The conceit is that cities will sometimes, rarely, achieve sentience. When they do, creepy other-dimensional predators await to battle and often destroy them. In the world of the book, for example, New Orleans’ birth and then loss to the predatory manifestation is represented by Hurricane Katrina. It’s a cool idea, but I found the end of the book a little unsatisfying. Presumably the sequel, The World We Make (2022) gives a greater sense of resolution to the story.
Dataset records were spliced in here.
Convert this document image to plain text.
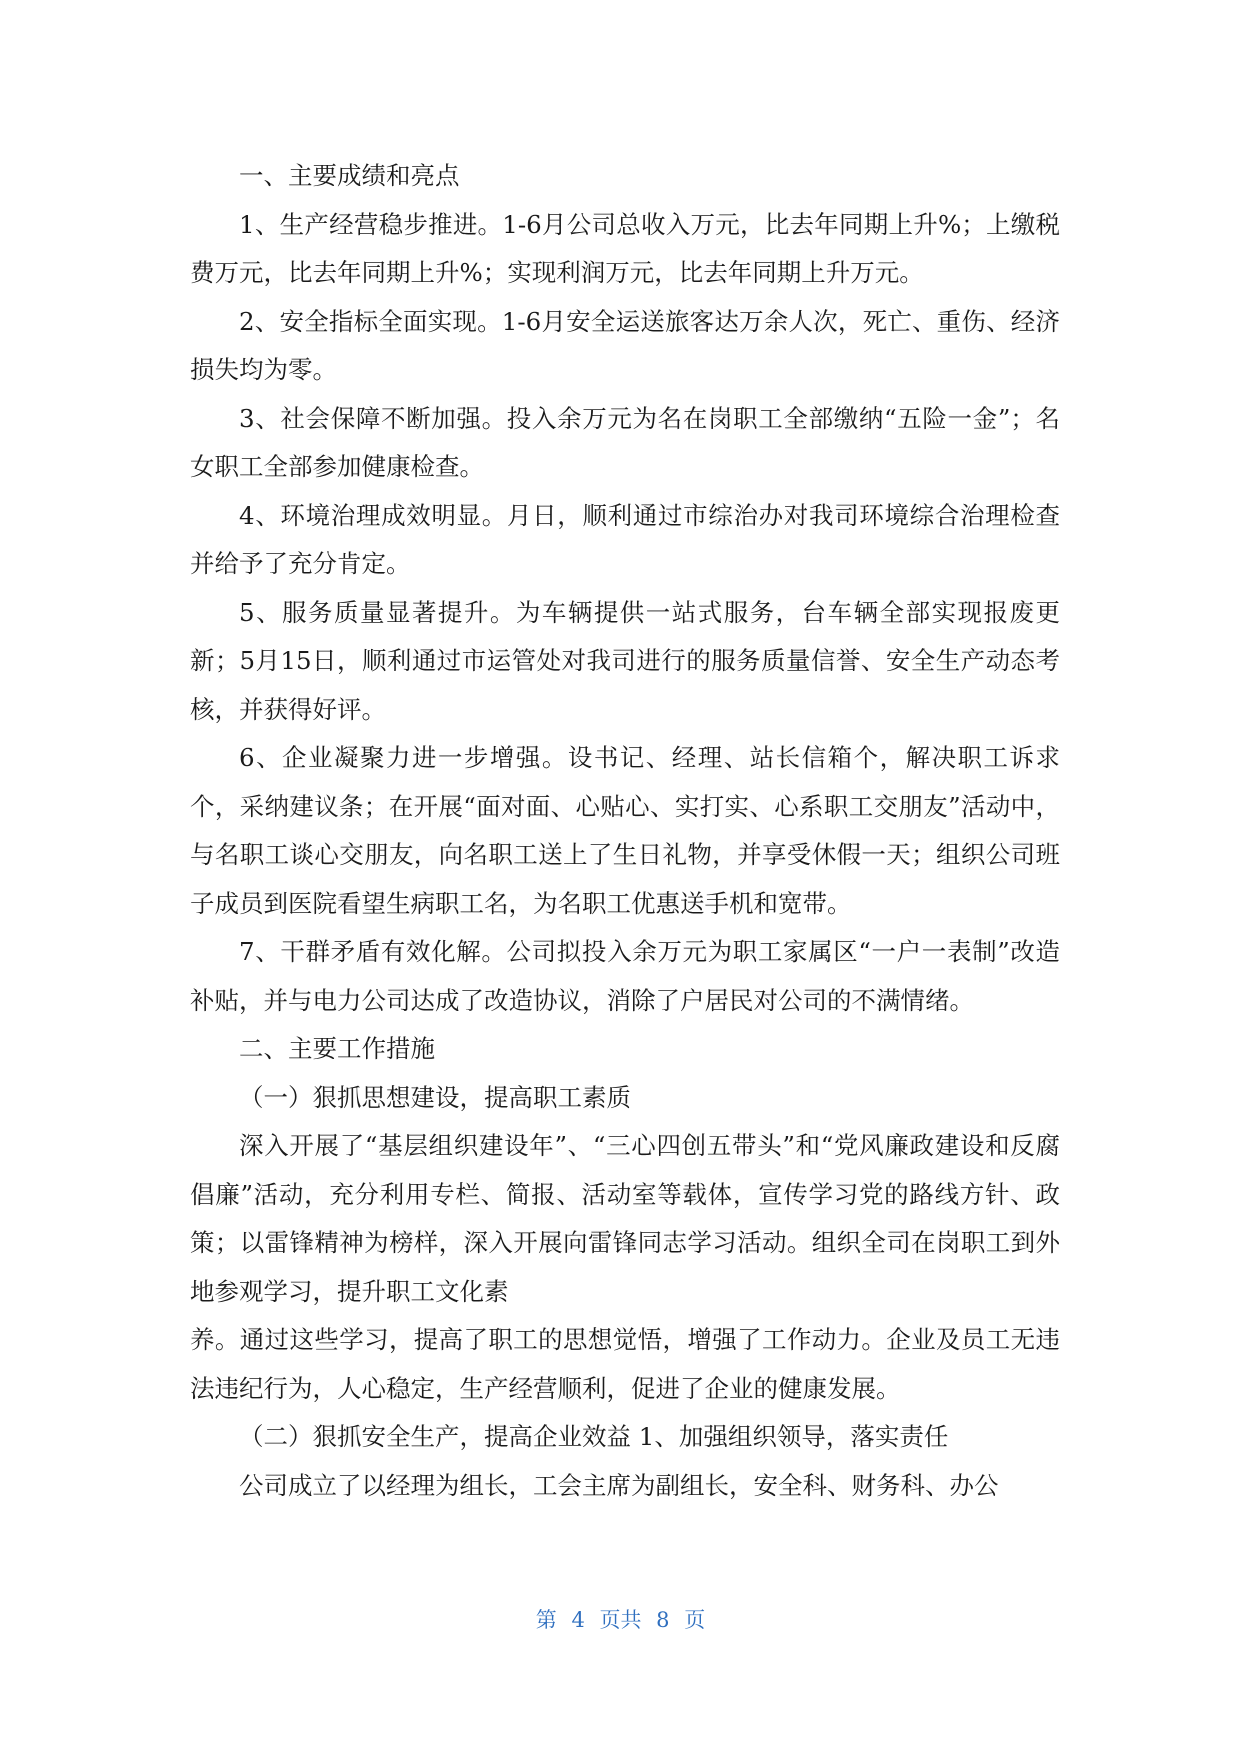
一、主要成绩和亮点

1、生产经营稳步推进。1-6月公司总收入万元，比去年同期上升%；上缴税费万元，比去年同期上升%；实现利润万元，比去年同期上升万元。

2、安全指标全面实现。1-6月安全运送旅客达万余人次，死亡、重伤、经济损失均为零。

3、社会保障不断加强。投入余万元为名在岗职工全部缴纳“五险一金”；名女职工全部参加健康检查。

4、环境治理成效明显。月日，顺利通过市综治办对我司环境综合治理检查并给予了充分肯定。

5、服务质量显著提升。为车辆提供一站式服务，台车辆全部实现报废更新；5月15日，顺利通过市运管处对我司进行的服务质量信誉、安全生产动态考核，并获得好评。

6、企业凝聚力进一步增强。设书记、经理、站长信箱个，解决职工诉求个，采纳建议条；在开展“面对面、心贴心、实打实、心系职工交朋友”活动中，与名职工谈心交朋友，向名职工送上了生日礼物，并享受休假一天；组织公司班子成员到医院看望生病职工名，为名职工优惠送手机和宽带。

7、干群矛盾有效化解。公司拟投入余万元为职工家属区“一户一表制”改造补贴，并与电力公司达成了改造协议，消除了户居民对公司的不满情绪。

二、主要工作措施

（一）狠抓思想建设，提高职工素质

深入开展了“基层组织建设年”、“三心四创五带头”和“党风廉政建设和反腐倡廉”活动，充分利用专栏、简报、活动室等载体，宣传学习党的路线方针、政策；以雷锋精神为榜样，深入开展向雷锋同志学习活动。组织全司在岗职工到外地参观学习，提升职工文化素

养。通过这些学习，提高了职工的思想觉悟，增强了工作动力。企业及员工无违法违纪行为，人心稳定，生产经营顺利，促进了企业的健康发展。

（二）狠抓安全生产，提高企业效益 1、加强组织领导，落实责任

公司成立了以经理为组长，工会主席为副组长，安全科、财务科、办公

第 4 页共 8 页
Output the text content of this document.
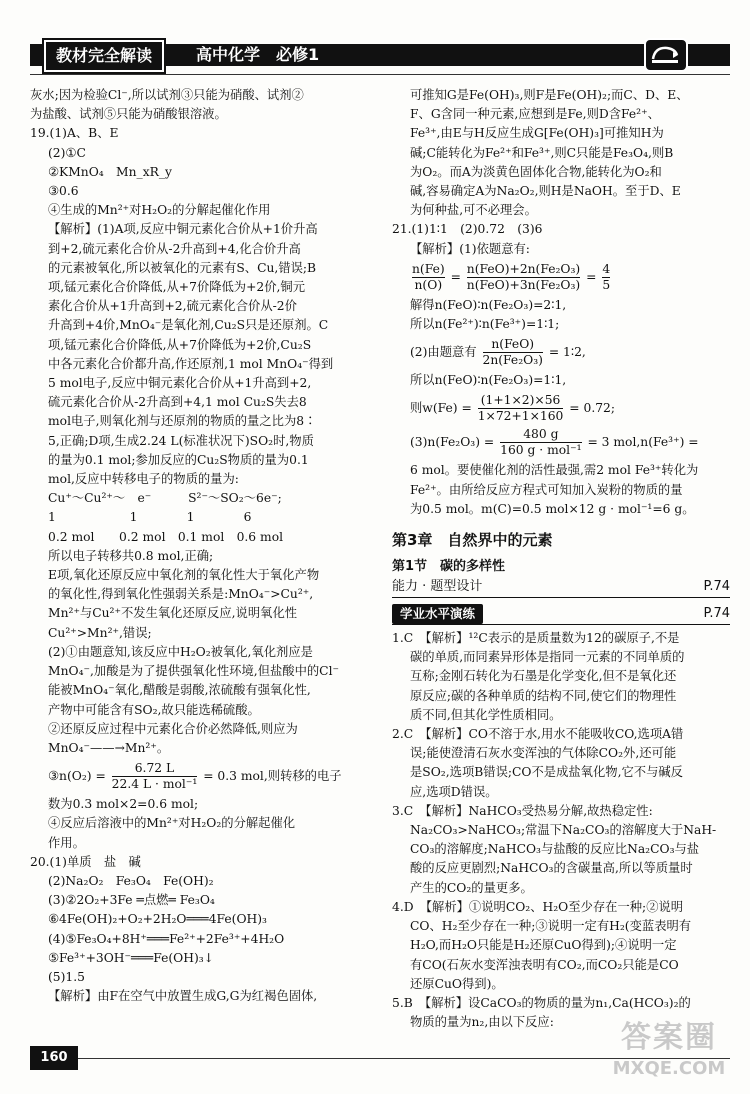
教材完全解读	高中化学　必修1

灰水;因为检验Cl⁻,所以试剂③只能为硝酸、试剂②

为盐酸、试剂⑤只能为硝酸银溶液。

19.(1)A、B、E

(2)①C

②KMnO₄　Mn_xR_y

③0.6

④生成的Mn²⁺对H₂O₂的分解起催化作用

【解析】(1)A项,反应中铜元素化合价从+1价升高

到+2,硫元素化合价从-2升高到+4,化合价升高

的元素被氧化,所以被氧化的元素有S、Cu,错误;B

项,锰元素化合价降低,从+7价降低为+2价,铜元

素化合价从+1升高到+2,硫元素化合价从-2价

升高到+4价,MnO₄⁻是氧化剂,Cu₂S只是还原剂。C

项,锰元素化合价降低,从+7价降低为+2价,Cu₂S

中各元素化合价都升高,作还原剂,1 mol MnO₄⁻得到

5 mol电子,反应中铜元素化合价从+1升高到+2,

硫元素化合价从-2升高到+4,1 mol Cu₂S失去8

mol电子,则氧化剂与还原剂的物质的量之比为8∶

5,正确;D项,生成2.24 L(标准状况下)SO₂时,物质

的量为0.1 mol;参加反应的Cu₂S物质的量为0.1

mol,反应中转移电子的物质的量为:

Cu⁺～Cu²⁺～　e⁻　　　S²⁻～SO₂～6e⁻;

1　　　　　　1　　　　1　　　　6

0.2 mol　　0.2 mol　0.1 mol　0.6 mol

所以电子转移共0.8 mol,正确;

E项,氧化还原反应中氧化剂的氧化性大于氧化产物

的氧化性,得到氧化性强弱关系是:MnO₄⁻>Cu²⁺,

Mn²⁺与Cu²⁺不发生氧化还原反应,说明氧化性

Cu²⁺>Mn²⁺,错误;

(2)①由题意知,该反应中H₂O₂被氧化,氧化剂应是

MnO₄⁻,加酸是为了提供强氧化性环境,但盐酸中的Cl⁻

能被MnO₄⁻氧化,醋酸是弱酸,浓硫酸有强氧化性,

产物中可能含有SO₂,故只能选稀硫酸。

②还原反应过程中元素化合价必然降低,则应为

MnO₄⁻——→Mn²⁺。

③n(O₂) = $\frac{6.72 L}{\text{22.4 L · mol⁻¹}} = 0.3$ mol,则转移的电子

数为0.3 mol×2=0.6 mol;

④反应后溶液中的Mn²⁺对H₂O₂的分解起催化

作用。

20.(1)单质　盐　碱

(2)Na₂O₂　Fe₃O₄　Fe(OH)₂

(3)②2O₂+3Fe ═点燃═ Fe₃O₄

⑥4Fe(OH)₂+O₂+2H₂O═══4Fe(OH)₃

(4)⑤Fe₃O₄+8H⁺═══Fe²⁺+2Fe³⁺+4H₂O

⑤Fe³⁺+3OH⁻═══Fe(OH)₃↓

(5)1.5

【解析】由F在空气中放置生成G,G为红褐色固体,

可推知G是Fe(OH)₃,则F是Fe(OH)₂;而C、D、E、

F、G含同一种元素,应想到是Fe,则D含Fe²⁺、

Fe³⁺,由E与H反应生成G[Fe(OH)₃]可推知H为

碱;C能转化为Fe²⁺和Fe³⁺,则C只能是Fe₃O₄,则B

为O₂。而A为淡黄色固体化合物,能转化为O₂和

碱,容易确定A为Na₂O₂,则H是NaOH。至于D、E

为何种盐,可不必理会。

21.(1)1∶1　(2)0.72　(3)6

【解析】(1)依题意有:

$\frac{n(Fe)}{n(O)} = \frac{\text{n(FeO)+2n(Fe₂O₃)}}{\text{n(FeO)+3n(Fe₂O₃)}} = \frac{4}{5}$

解得n(FeO)∶n(Fe₂O₃)=2∶1,

所以n(Fe²⁺)∶n(Fe³⁺)=1∶1;

(2)由题意有 $\frac{\text{n(FeO)}}{\text{2n(Fe₂O₃)}}$ = 1∶2,

所以n(FeO)∶n(Fe₂O₃)=1∶1,

则$w(Fe) = \frac{(1+1\times 2)\times 56}{1\times 72+1\times 160} = 0.72$;

$(3)n(Fe_2O_3) = \frac{480 g}{\text{160 g · mol⁻¹}} = 3$ mol,n(Fe³⁺) =

6 mol。要使催化剂的活性最强,需2 mol Fe³⁺转化为

Fe²⁺。由所给反应方程式可知加入炭粉的物质的量

为0.5 mol。m(C)=0.5 mol×12 g · mol⁻¹=6 g。

第3章　自然界中的元素

第1节　碳的多样性

能力 · 题型设计	P.74

学业水平演练	P.74

1.C　【解析】¹²C表示的是质量数为12的碳原子,不是

碳的单质,而同素异形体是指同一元素的不同单质的

互称;金刚石转化为石墨是化学变化,但不是氧化还

原反应;碳的各种单质的结构不同,使它们的物理性

质不同,但其化学性质相同。

2.C　【解析】CO不溶于水,用水不能吸收CO,选项A错

误;能使澄清石灰水变浑浊的气体除CO₂外,还可能

是SO₂,选项B错误;CO不是成盐氧化物,它不与碱反

应,选项D错误。

3.C　【解析】NaHCO₃受热易分解,故热稳定性:

Na₂CO₃>NaHCO₃;常温下Na₂CO₃的溶解度大于NaH-

CO₃的溶解度;NaHCO₃与盐酸的反应比Na₂CO₃与盐

酸的反应更剧烈;NaHCO₃的含碳量高,所以等质量时

产生的CO₂的量更多。

4.D　【解析】①说明CO₂、H₂O至少存在一种;②说明

CO、H₂至少存在一种;③说明一定有H₂(变蓝表明有

H₂O,而H₂O只能是H₂还原CuO得到);④说明一定

有CO(石灰水变浑浊表明有CO₂,而CO₂只能是CO

还原CuO得到)。

5.B　【解析】设CaCO₃的物质的量为n₁,Ca(HCO₃)₂的

物质的量为n₂,由以下反应:

160
答案圈
MXQE.COM
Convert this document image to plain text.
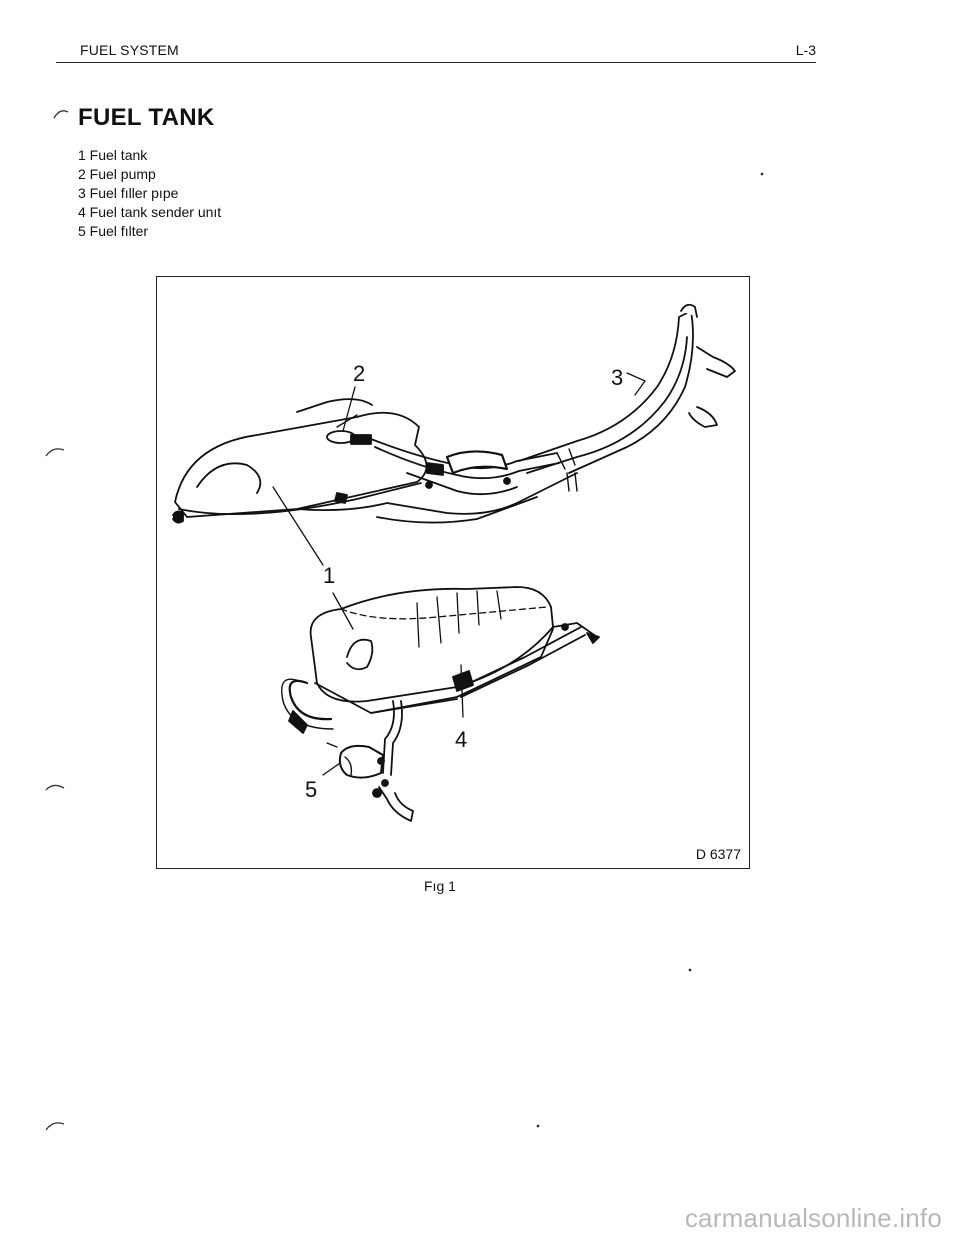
FUEL SYSTEM	L-3
FUEL TANK
1 Fuel tank
2 Fuel pump
3 Fuel fıller pıpe
4 Fuel tank sender unıt
5 Fuel fılter
1
2	3
4
5
D 6377
Fıg 1
carmanualsonline.info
When the initial avatar of New York City is incapacitated, the city manifests in five New Yorkers who anthropomorphize the five boroughs on New York City, plus one more avatar, and they must work together to fight (explicitly) Lovecraftian horrors and evils such as racism, sexual abuse, and white supremacy; Jemisin stated some of the manifestations symbolize gentrification. Each of the avatars has their own special ability, and made me wonder if this book would be suitable to be turned into a comic or a video game.

I’d be interested to see if there are any academic studies of the fictional sub-genre in which real-life cities exhibit magical sentience. In reading this, I was reminded of the following books I read years ago, that give magical life to London, though not in the same way as Jemisin’s work: The City’s Son by Tom Pollock (2012) and the series beginning with A Madness of Angels: Or The Resurrection of Matthew Swift by Kate Griffin (2009).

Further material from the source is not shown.